A study published in the December edition of Preventative Medicine concluded nearly every American will know a victim of gun violence in his or her lifetime.
Researchers from the Boston University Schools of Public Health and Medicine said their findings indicate “the probability of never knowing someone who experiences gun violence over a lifetime is very small.”
Specifically, the study found overall the likelihood of knowing a victim of gun violence within any given social network is 99.85 percent.
Minorities — defined by researchers as blacks and Hispanics — were 99.9 percent and 99.5 percent likely to know a victim, respectively, compared to just 97.1 percent of non-Hispanic whites.
Knowing a victim who died as a result of gun violence shrinks to 84.3 percent overall, the study finds, though it’s still slightly elevated for minority groups.
Researchers used data from 2013 collected by the Centers for Disease Control that showed 33,363 gun deaths and 84,258 non-fatal gun injuries.

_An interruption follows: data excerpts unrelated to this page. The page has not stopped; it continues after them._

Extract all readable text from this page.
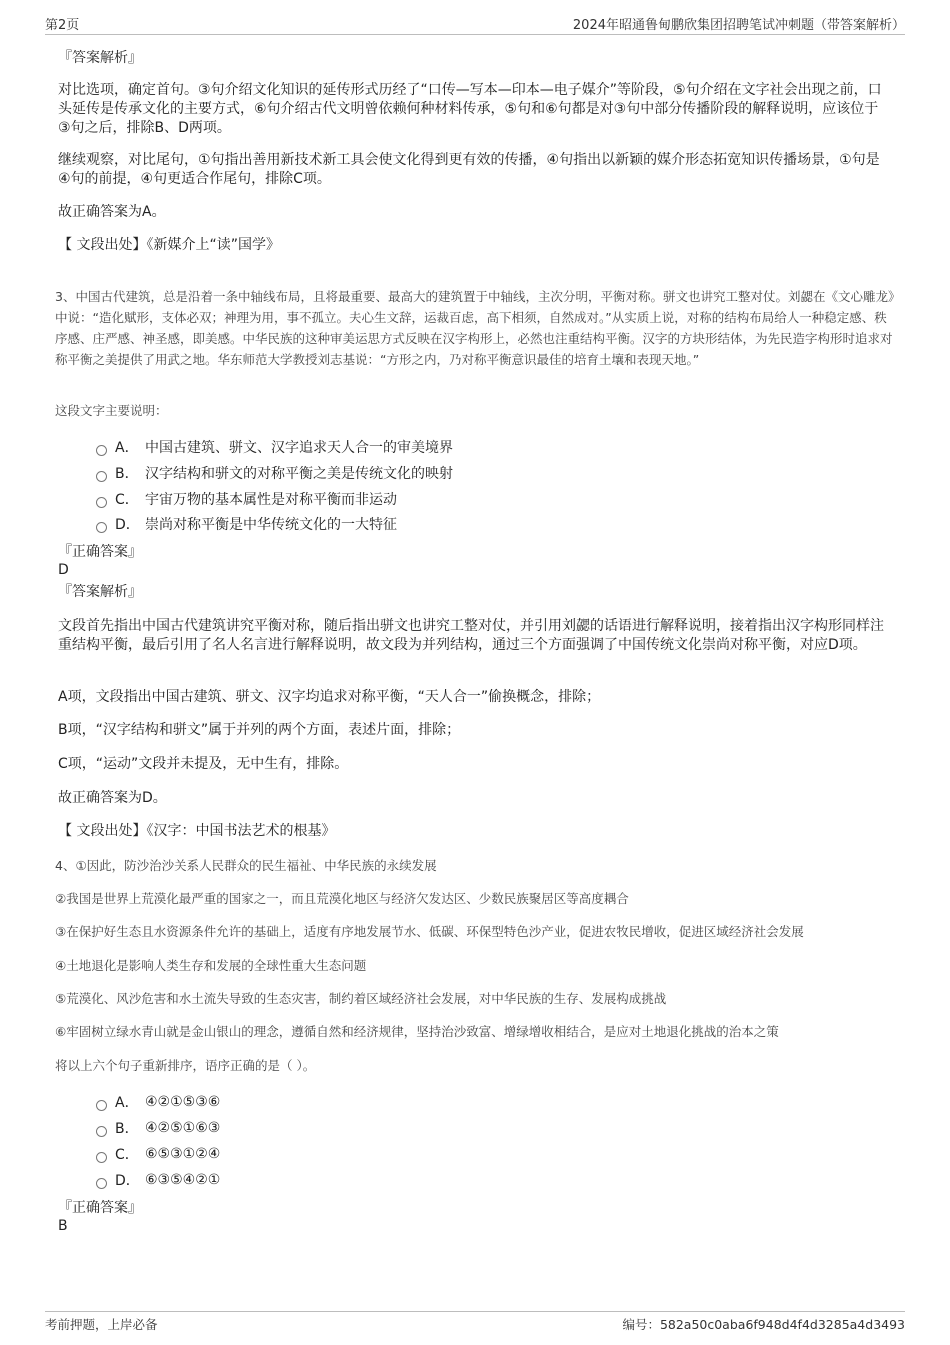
第2页	2024年昭通鲁甸鹏欣集团招聘笔试冲刺题（带答案解析）
『答案解析』
对比选项，确定首句。③句介绍文化知识的延传形式历经了“口传—写本—印本—电子媒介”等阶段，⑤句介绍在文字社会出现之前，口头延传是传承文化的主要方式，⑥句介绍古代文明曾依赖何种材料传承，⑤句和⑥句都是对③句中部分传播阶段的解释说明，应该位于③句之后，排除B、D两项。
继续观察，对比尾句，①句指出善用新技术新工具会使文化得到更有效的传播，④句指出以新颖的媒介形态拓宽知识传播场景，①句是④句的前提，④句更适合作尾句，排除C项。
故正确答案为A。
【 文段出处】《新媒介上“读”国学》
3、中国古代建筑，总是沿着一条中轴线布局，且将最重要、最高大的建筑置于中轴线，主次分明，平衡对称。骈文也讲究工整对仗。刘勰在《文心雕龙》中说：“造化赋形，支体必双；神理为用，事不孤立。夫心生文辞，运裁百虑，高下相须，自然成对。”从实质上说，对称的结构布局给人一种稳定感、秩序感、庄严感、神圣感，即美感。中华民族的这种审美运思方式反映在汉字构形上，必然也注重结构平衡。汉字的方块形结体，为先民造字构形时追求对称平衡之美提供了用武之地。华东师范大学教授刘志基说：“方形之内，乃对称平衡意识最佳的培育土壤和表现天地。”
这段文字主要说明：
A． 中国古建筑、骈文、汉字追求天人合一的审美境界
B． 汉字结构和骈文的对称平衡之美是传统文化的映射
C． 宇宙万物的基本属性是对称平衡而非运动
D． 崇尚对称平衡是中华传统文化的一大特征
『正确答案』
D
『答案解析』
文段首先指出中国古代建筑讲究平衡对称，随后指出骈文也讲究工整对仗，并引用刘勰的话语进行解释说明，接着指出汉字构形同样注重结构平衡，最后引用了名人名言进行解释说明，故文段为并列结构，通过三个方面强调了中国传统文化崇尚对称平衡，对应D项。
A项，文段指出中国古建筑、骈文、汉字均追求对称平衡，“天人合一”偷换概念，排除；
B项，“汉字结构和骈文”属于并列的两个方面，表述片面，排除；
C项，“运动”文段并未提及，无中生有，排除。
故正确答案为D。
【 文段出处】《汉字：中国书法艺术的根基》
4、①因此，防沙治沙关系人民群众的民生福祉、中华民族的永续发展
②我国是世界上荒漠化最严重的国家之一，而且荒漠化地区与经济欠发达区、少数民族聚居区等高度耦合
③在保护好生态且水资源条件允许的基础上，适度有序地发展节水、低碳、环保型特色沙产业，促进农牧民增收，促进区域经济社会发展
④土地退化是影响人类生存和发展的全球性重大生态问题
⑤荒漠化、风沙危害和水土流失导致的生态灾害，制约着区域经济社会发展，对中华民族的生存、发展构成挑战
⑥牢固树立绿水青山就是金山银山的理念，遵循自然和经济规律，坚持治沙致富、增绿增收相结合，是应对土地退化挑战的治本之策
将以上六个句子重新排序，语序正确的是（ ）。
A． ④②①⑤③⑥
B． ④②⑤①⑥③
C． ⑥⑤③①②④
D． ⑥③⑤④②①
『正确答案』
B
考前押题，上岸必备	编号：582a50c0aba6f948d4f4d3285a4d3493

Suicides comprised nearly 63 percent of the gun deaths.
“Leaving aside constitutional debates about approaches to controlling gun violence, it might inform our national conversation to recognize that nearly all Americans, of all racial/ethnic groups, will know a victim of gun violence in their social network,” the study’s authors wrote.
Co-authors on the study were Bindu Kalesan, assistant professor of medicine at the university and director of the Evans Center for Clinical Translational Epidemiology and Comparative Effectiveness Research; Dean Sandro Galea; and Janice Weinberg, professor of biostatistics, according to a university release.

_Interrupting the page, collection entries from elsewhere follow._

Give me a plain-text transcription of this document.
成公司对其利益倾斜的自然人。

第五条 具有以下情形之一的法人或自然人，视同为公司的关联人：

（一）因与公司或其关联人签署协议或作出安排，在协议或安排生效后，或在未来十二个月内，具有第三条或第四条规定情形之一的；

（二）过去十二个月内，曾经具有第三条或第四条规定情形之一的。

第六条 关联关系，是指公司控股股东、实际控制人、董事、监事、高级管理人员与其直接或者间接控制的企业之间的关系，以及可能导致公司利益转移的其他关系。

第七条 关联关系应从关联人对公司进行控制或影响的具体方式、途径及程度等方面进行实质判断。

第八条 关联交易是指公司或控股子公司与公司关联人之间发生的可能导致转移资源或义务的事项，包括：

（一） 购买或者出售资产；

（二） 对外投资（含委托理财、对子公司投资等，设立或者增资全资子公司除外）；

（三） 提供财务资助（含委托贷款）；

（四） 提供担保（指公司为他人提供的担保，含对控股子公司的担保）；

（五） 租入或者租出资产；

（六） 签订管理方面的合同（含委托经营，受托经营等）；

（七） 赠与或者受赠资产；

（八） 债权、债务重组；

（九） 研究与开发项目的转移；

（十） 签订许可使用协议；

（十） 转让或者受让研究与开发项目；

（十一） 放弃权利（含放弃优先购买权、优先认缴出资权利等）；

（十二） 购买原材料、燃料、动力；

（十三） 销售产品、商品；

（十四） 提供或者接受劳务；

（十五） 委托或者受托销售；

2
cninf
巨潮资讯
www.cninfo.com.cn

Together, the authors urged for more exploration on the issue of gun violence — an area of research the CDC has been reluctant to venture into over the last 20 years, fearing repercussions from the 1996 Dickey Amendment.
Congress tucked the controversial Dickey Amendment into the 1996 spending bill, stipulating no CDC funding “made available for injury prevention and control could be used to advocate or promote gun control.”
It’s been a sore spot for Democrats and gun control advocates alike who have tried and failed to remove the amendment from subsequent spending bills, including last year’s effort from House Minority Leader Nancy Pelosi, D-California, and 110 congressional Democrats to get the language struck from the 2016 budget.
Although the CDC steers clear of gun violence research, the Justice Department’s National Institute of Justice awarded $3.3 million to five institutions studying ways to reduce gun violence — Northwestern University, the New York City Center Court for Innovation, the University of California – Davis, the trustees of Boston University and the president and fellows of Harvard College.
In an Oct. 25 press release, the DOJ Institute of Justice said “the results of this research are expected to strengthen our knowledge base and improve public safety by producing findings with practical implications for reducing intentional, interpersonal firearms violence.”